Mina knew how to give the appearance of owning up to faults and errors, but only with sufficient time to script her careless, tossed-off lines.
You know how dreadfully unreliable I am, duckie …
It was a dangerous business, confronting her unprepared.
Mina flushed, but she recovered quickly. “Julia, dear, you really must get past your absurd hang-ups about sex.”
“Being bothered about your friend going to bed with your boyfriend is a hang-up?”
“No, Duchess.” Mina smiled contemptuously. “I mean that one led to the other.”
“Ah! I would not go to bed with him, so you had to.” Louisa’s words echoed in her mind: They hate anything or anyone that tries to regulate their behavior.

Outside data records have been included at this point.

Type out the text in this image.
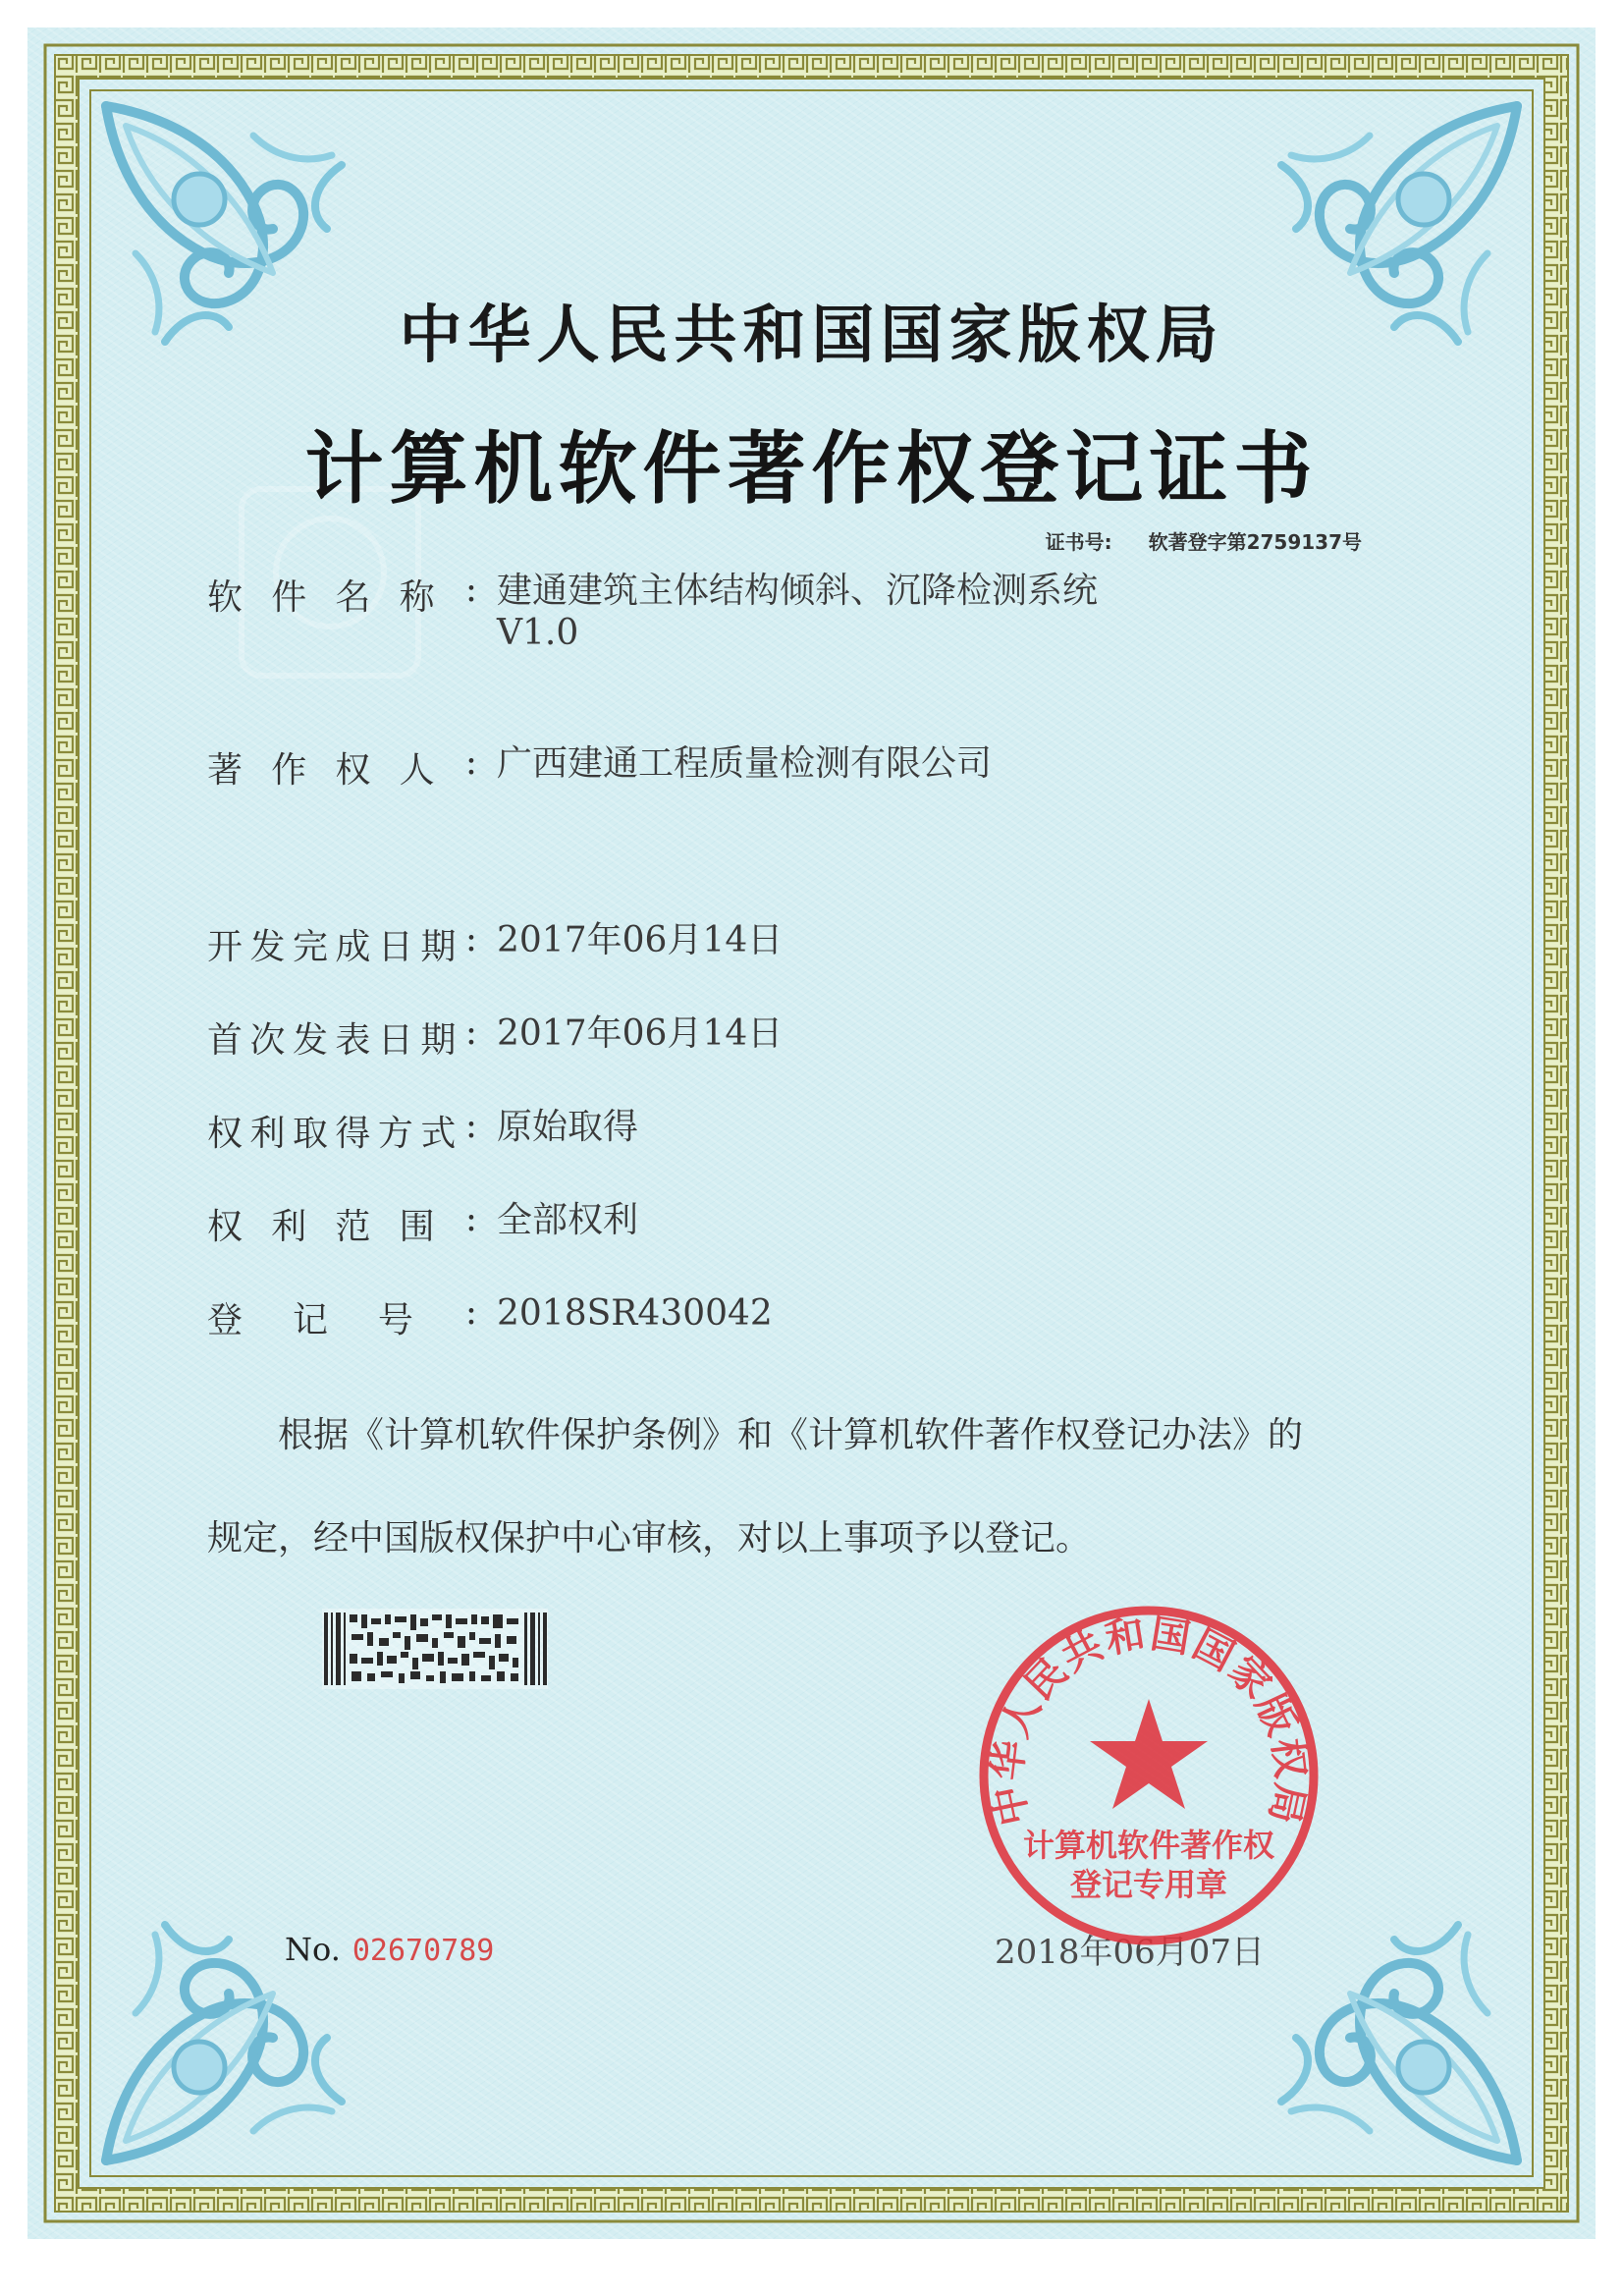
中华人民共和国国家版权局
计算机软件著作权登记证书
证书号: 软著登字第2759137号
软 件 名 称 : 建通建筑主体结构倾斜、沉降检测系统
V1.0
著 作 权 人 : 广西建通工程质量检测有限公司
开 发 完 成 日 期 : 2017年06月14日
首 次 发 表 日 期 : 2017年06月14日
权 利 取 得 方 式 : 原始取得
权 利 范 围 : 全部权利
登 记 号 : 2018SR430042
根据《计算机软件保护条例》和《计算机软件著作权登记办法》的
规定，经中国版权保护中心审核，对以上事项予以登记。
No. 02670789	2018年06月07日
中华人民共和国国家版权局
计算机软件著作权
登记专用章
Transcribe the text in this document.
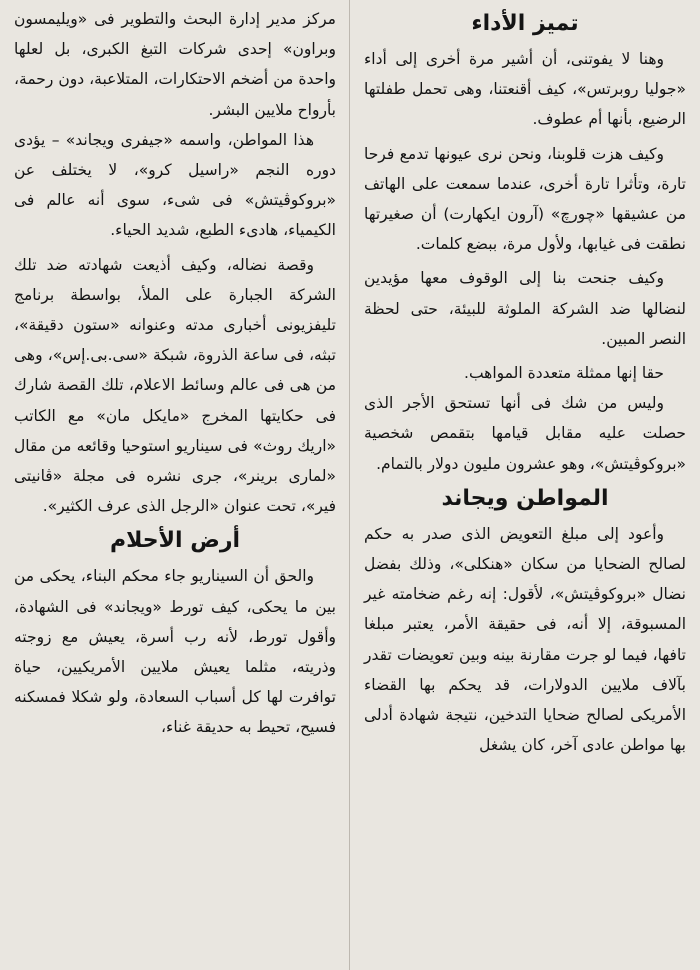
تميز الأداء

وهنا لا يفوتنى، أن أشير مرة أخرى إلى أداء «جوليا روبرتس»، كيف أقنعتنا، وهى تحمل طفلتها الرضيع، بأنها أم عطوف.

وكيف هزت قلوبنا، ونحن نرى عيونها تدمع فرحا تارة، وتأثرا تارة أخرى، عندما سمعت على الهاتف من عشيقها «چورچ» (آرون ايكهارت) أن صغيرتها نطقت فى غيابها، ولأول مرة، ببضع كلمات.

وكيف جنحت بنا إلى الوقوف معها مؤيدين لنضالها ضد الشركة الملوثة للبيئة، حتى لحظة النصر المبين.

حقا إنها ممثلة متعددة المواهب.

وليس من شك فى أنها تستحق الأجر الذى حصلت عليه مقابل قيامها بتقمص شخصية «بروكوڤيتش»، وهو عشرون مليون دولار بالتمام.

المواطن ويجاند

وأعود إلى مبلغ التعويض الذى صدر به حكم لصالح الضحايا من سكان «هنكلى»، وذلك بفضل نضال «بروكوڤيتش»، لأقول: إنه رغم ضخامته غير المسبوقة، إلا أنه، فى حقيقة الأمر، يعتبر مبلغا تافها، فيما لو جرت مقارنة بينه وبين تعويضات تقدر بآلاف ملايين الدولارات، قد يحكم بها القضاء الأمريكى لصالح ضحايا التدخين، نتيجة شهادة أدلى بها مواطن عادى آخر، كان يشغل

مركز مدير إدارة البحث والتطوير فى «ويليمسون وبراون» إحدى شركات التبغ الكبرى، بل لعلها واحدة من أضخم الاحتكارات، المتلاعبة، دون رحمة، بأرواح ملايين البشر.

هذا المواطن، واسمه «جيفرى ويجاند» – يؤدى دوره النجم «راسيل كرو»، لا يختلف عن «بروكوڤيتش» فى شىء، سوى أنه عالم فى الكيمياء، هادىء الطبع، شديد الحياء.

وقصة نضاله، وكيف أذيعت شهادته ضد تلك الشركة الجبارة على الملأ، بواسطة برنامج تليفزيونى أخبارى مدته وعنوانه «ستون دقيقة»، تبثه، فى ساعة الذروة، شبكة «سى.بى.إس»، وهى من هى فى عالم وسائط الاعلام، تلك القصة شارك فى حكايتها المخرج «مايكل مان» مع الكاتب «اريك روث» فى سيناريو استوحيا وقائعه من مقال «لمارى برينر»، جرى نشره فى مجلة «ڤانيتى فير»، تحت عنوان «الرجل الذى عرف الكثير».

أرض الأحلام

والحق أن السيناريو جاء محكم البناء، يحكى من بين ما يحكى، كيف تورط «ويجاند» فى الشهادة، وأقول تورط، لأنه رب أسرة، يعيش مع زوجته وذريته، مثلما يعيش ملايين الأمريكيين، حياة توافرت لها كل أسباب السعادة، ولو شكلا فمسكنه فسيح، تحيط به حديقة غناء،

“Julia, what did you think? You are very pretty, of course, and I am sure your hero worship was great fun for Pelham, but did you actually think the man would marry a spoiled, wealthy child? You could never be any sort of companion to him. If you were smart, you’d stop the playacting and find some nice fellow to marry.
” She nodded at the trunks on the floor. “Maybe up at the citadel.”
Julia held the door open. “Goodbye, Mina.”
After Mina left, Julia lowered herself into a chair and sat looking at Margaret’s beautiful illustration, wondering how she had gotten so off track.
She had gone to Barnard in hopes of immersing herself in the world of ideas. How thrilling it had been to learn that many people were asking the very same questions she had. But why? Why not?
Those early days, following Mina around Greenwich Village, had been all she hoped for. It was a wonderful spectacle, a joyful, boisterous exploration. People were open-minded, open-hearted.
Not all had taken the same dark turn that Mina and Pelham did, but Julia had never been more than a guest of one or the other. She was so dazzled by them, she failed to notice when their curiosity and exploration hardened into a dogma that was every bit as rigid as that which they had rejected.
By their unwritten rules, this beautiful illustration, and any pleasant thought Julia had about her own childhood, must be written off as naive and sentimental.
Under Pelham’s chosen theory, Julia was irreparably harmed by her family.
It was awfully convenient. What better way to get what he wanted from her than by casting a shadow over her childhood, over everyone she had known and loved?
No, Peter. I wasn’t scared, Julia had said that night in the Knickerbocker. I always felt quite safe. She recalled now the wave of sorrow she had felt upon uttering those words. Peter was talking about camping under the stars, but Julia was talking about much more than that.
Louisa, dear Louisa, had tried to set her straight. I don’t recall your needing protection, Louisa had said. You were a happy child. All children need protection, of course, but she was right that Julia had never felt a lack of it.
Father was set in his ways, and William and Grandmother Lillian had always been derisive, yet Julia had been a happy, thriving child. She was overwhelmed by the sense that the person responsible for that was the very one she had been hardest on in recent years: her mother.